Obviously, though, this year has major challenges without the NFL Scouting Combine, which is as much about attaining medical information as anything else. While teams try to figure out other avenues to obtain that information, one thing will not change: the film. The eye in the sky never lies … and it is always socially distanced.
When scouts were taken off the road for pro days last year, Giants director of college scouting Chris Pettit gathered everyone and said, "Watch more film, watch the games you didn't watch, watch them again." They worked the fall process over again without having in-person contact with prospects. This year will be similar in that sense. But, in keeping with the theme of nothing comes easy during a pandemic, film was scarce in 2020 as some of the top prospects either opted out or played shortened schedules.

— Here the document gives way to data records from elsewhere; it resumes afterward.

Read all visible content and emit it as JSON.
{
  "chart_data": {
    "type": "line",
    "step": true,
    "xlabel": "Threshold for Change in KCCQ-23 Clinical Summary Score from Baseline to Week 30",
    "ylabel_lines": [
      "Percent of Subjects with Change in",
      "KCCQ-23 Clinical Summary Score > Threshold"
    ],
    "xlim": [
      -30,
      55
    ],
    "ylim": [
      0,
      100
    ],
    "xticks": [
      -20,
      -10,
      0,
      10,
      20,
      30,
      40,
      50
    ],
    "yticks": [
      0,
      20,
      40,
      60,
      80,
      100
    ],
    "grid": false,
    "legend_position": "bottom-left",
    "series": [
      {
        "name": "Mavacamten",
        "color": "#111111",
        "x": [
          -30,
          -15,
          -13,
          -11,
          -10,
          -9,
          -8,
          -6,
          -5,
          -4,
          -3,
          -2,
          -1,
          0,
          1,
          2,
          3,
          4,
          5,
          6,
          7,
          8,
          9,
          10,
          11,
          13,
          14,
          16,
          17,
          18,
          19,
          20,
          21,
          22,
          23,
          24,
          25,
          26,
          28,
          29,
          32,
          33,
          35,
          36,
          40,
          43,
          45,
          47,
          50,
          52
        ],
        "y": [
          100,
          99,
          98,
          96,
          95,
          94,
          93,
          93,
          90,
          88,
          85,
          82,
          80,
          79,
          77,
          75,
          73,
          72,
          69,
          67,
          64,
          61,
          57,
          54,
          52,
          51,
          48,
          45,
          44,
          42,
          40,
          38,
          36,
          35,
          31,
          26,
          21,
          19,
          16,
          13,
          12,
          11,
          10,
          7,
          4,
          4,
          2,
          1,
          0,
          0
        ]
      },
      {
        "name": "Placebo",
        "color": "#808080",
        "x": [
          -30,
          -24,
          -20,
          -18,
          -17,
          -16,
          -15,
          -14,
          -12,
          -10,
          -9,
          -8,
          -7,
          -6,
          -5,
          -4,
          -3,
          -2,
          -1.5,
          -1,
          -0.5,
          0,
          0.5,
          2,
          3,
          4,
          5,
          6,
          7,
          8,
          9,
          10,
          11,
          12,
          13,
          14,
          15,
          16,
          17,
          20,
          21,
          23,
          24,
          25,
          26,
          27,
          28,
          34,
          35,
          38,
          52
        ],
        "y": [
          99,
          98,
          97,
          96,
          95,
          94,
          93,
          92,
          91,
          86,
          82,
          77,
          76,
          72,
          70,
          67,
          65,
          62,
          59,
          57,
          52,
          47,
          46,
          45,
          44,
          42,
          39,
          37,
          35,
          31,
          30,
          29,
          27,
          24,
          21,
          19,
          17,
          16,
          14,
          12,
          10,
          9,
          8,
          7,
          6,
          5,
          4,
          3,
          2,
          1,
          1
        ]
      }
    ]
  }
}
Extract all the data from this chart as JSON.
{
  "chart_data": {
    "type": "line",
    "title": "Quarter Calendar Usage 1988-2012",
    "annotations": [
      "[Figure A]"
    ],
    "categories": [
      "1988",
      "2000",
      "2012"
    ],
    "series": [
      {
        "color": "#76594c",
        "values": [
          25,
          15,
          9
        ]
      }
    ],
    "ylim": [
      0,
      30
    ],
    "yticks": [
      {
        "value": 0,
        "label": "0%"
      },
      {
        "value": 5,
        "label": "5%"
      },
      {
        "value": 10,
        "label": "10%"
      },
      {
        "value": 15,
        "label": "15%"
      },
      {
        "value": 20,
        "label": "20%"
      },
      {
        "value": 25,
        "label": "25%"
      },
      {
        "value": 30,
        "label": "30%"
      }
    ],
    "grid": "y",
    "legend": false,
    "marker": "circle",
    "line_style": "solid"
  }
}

Lance Medow: The biggest difference in this year's draft process is the absence of the NFL Scouting Combine, which allows all 32 teams to congregate in Indianapolis to evaluate and interact with various prospects. Teams will have to rely on pro days and smaller gatherings, such as the unofficial Exos events being organized to host more than 130 prospects. Last year, teams were limited in their face-to-face interactions because the pandemic hit in mid-March (the center of the draft process), so not much will change because the teams are used to that setup.
In the end, game film is the most important tool teams rely on to study and evaluate players. The other aspects are complementary pieces to watching how a player performs in an actual game setting. Most teams are creative enough and have staffs that have been involved in the sport long enough that they'll be able to use different resources to collect the additional data they need to adjust their rankings based on measurements, athleticism, etc.